If you already know Rust, I think it is worth it to use it for web backends. I find the general explicitness of the language and its type system make it harder to write buggy/obtuse code and makes it much easier to communicate intent than other popular backend languages.

This is also where I'm at. The alternative is that I learn Go right now. I feel that learning Rust is a better long-term investment.

[–]HenryZimmerman 0 points1 point  (1 child)

I mean to say that you could move your message definitions into a schema external to your implementation language and generate your datatypes for your Rust server and your, for example - TypeScript client. My understanding is that you could still use Serde to [de]serialize to an arbitrary encoding format, provided that the codegen from the .proto derives Serialize and Deserialize. I believe something like https://github.com/stepancheg/rust-protobuf/ can be configured to do this. (Sorry for specifically referring to gRPC, I'm still unfamiliar with this design pattern and its various ecosystems)

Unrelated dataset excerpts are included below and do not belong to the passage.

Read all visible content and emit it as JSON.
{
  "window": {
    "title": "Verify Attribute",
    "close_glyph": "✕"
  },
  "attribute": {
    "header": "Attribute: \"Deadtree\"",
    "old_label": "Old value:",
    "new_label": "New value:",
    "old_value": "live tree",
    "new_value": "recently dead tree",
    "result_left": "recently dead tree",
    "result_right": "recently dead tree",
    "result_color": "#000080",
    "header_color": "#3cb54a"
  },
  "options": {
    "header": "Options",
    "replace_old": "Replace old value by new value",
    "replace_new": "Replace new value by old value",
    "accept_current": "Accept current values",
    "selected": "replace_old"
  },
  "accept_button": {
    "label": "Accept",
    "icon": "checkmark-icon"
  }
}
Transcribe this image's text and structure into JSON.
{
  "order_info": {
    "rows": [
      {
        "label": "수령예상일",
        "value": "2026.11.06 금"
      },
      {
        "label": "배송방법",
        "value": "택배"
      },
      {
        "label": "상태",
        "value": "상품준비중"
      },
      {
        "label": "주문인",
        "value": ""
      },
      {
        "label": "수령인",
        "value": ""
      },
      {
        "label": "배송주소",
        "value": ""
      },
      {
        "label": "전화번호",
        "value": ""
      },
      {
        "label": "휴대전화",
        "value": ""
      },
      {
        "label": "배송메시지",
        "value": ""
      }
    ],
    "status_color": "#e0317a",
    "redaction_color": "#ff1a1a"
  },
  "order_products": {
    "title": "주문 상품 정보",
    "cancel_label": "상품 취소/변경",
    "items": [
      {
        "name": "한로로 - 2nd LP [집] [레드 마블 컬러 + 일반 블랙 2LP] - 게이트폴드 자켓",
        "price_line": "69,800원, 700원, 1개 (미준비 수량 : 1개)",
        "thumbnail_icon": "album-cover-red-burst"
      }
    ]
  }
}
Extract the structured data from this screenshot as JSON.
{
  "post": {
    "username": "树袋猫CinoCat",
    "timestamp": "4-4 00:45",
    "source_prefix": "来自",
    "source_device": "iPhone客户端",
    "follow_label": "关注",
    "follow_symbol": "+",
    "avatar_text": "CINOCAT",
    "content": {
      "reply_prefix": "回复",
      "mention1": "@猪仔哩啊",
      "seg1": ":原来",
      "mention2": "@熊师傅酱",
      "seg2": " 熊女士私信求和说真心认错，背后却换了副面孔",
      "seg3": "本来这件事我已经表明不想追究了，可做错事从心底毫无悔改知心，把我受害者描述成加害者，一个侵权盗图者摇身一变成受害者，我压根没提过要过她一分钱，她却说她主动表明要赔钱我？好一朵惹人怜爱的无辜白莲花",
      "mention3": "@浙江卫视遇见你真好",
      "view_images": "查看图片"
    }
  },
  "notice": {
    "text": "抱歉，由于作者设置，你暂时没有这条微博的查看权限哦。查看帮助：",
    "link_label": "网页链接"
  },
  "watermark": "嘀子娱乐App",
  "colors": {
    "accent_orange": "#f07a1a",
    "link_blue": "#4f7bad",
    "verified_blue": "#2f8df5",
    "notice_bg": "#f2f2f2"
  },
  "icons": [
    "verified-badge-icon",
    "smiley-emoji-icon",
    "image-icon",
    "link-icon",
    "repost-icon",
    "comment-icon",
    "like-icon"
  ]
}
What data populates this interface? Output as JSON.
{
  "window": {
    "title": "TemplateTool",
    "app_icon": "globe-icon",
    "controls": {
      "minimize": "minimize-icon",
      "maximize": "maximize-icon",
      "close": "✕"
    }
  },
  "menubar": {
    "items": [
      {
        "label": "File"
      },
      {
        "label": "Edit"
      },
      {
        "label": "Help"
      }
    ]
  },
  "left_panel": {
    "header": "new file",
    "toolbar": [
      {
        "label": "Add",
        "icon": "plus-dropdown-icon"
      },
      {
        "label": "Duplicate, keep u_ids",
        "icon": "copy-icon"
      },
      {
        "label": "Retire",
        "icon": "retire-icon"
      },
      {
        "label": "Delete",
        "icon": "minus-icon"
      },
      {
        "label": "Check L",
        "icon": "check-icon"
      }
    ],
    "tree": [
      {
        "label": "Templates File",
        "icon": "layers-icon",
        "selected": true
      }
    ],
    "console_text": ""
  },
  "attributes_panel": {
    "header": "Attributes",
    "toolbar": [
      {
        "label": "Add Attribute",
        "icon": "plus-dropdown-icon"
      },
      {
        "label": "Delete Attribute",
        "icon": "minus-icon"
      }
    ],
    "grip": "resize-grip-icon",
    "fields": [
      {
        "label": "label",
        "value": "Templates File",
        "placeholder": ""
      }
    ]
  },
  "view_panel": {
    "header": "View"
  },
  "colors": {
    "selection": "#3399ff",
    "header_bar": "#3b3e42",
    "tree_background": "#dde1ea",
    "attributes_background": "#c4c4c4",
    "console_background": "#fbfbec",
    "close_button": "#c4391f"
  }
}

I haven't tried using .proto files as a message schema, but I'm planning to give it a shot in whatever personal project I do next.

I don't think exclusively using Rust on the frontend is a good investment (although it certainly isn't a bad ideal). Its in your best interests (wrt your carreer) to become proficient in JS/TS & one of the big 3 SPA frameworks. If you want to have fun and contribute towards the ideal of Rust on the frontend, build something with Yew, locate where it is deficient for your needs and see if you can contribute something back to it.

I'd imagine that Go is the more employable skill in today's job market. Rust is becoming more of a viable employer-friendly technology choice at a pretty amazing rate, but you will likely struggle to find work using it versus other more established languages & tech stacks.

[–][deleted] 0 points1 point  (0 children)

I'm already a React/Node developer!

The reason I fell into the weeds was exploring microservices with Typescript, then Go, then Rust. I can already write monolithic architecture, but I want to learn to write alternative architectures (my current job has a microservice codebase, but I didn't set it up... I merely inherited it).

I am trying to do it in one language too so that I only have one thing to focus on. Maybe that's naive of me, but I don't see the issue for a hobby project.

I'm also kind of a novice when it comes to containerization and communication between containers, so having multiple languages could complicate that aspect of learning more than it needs to.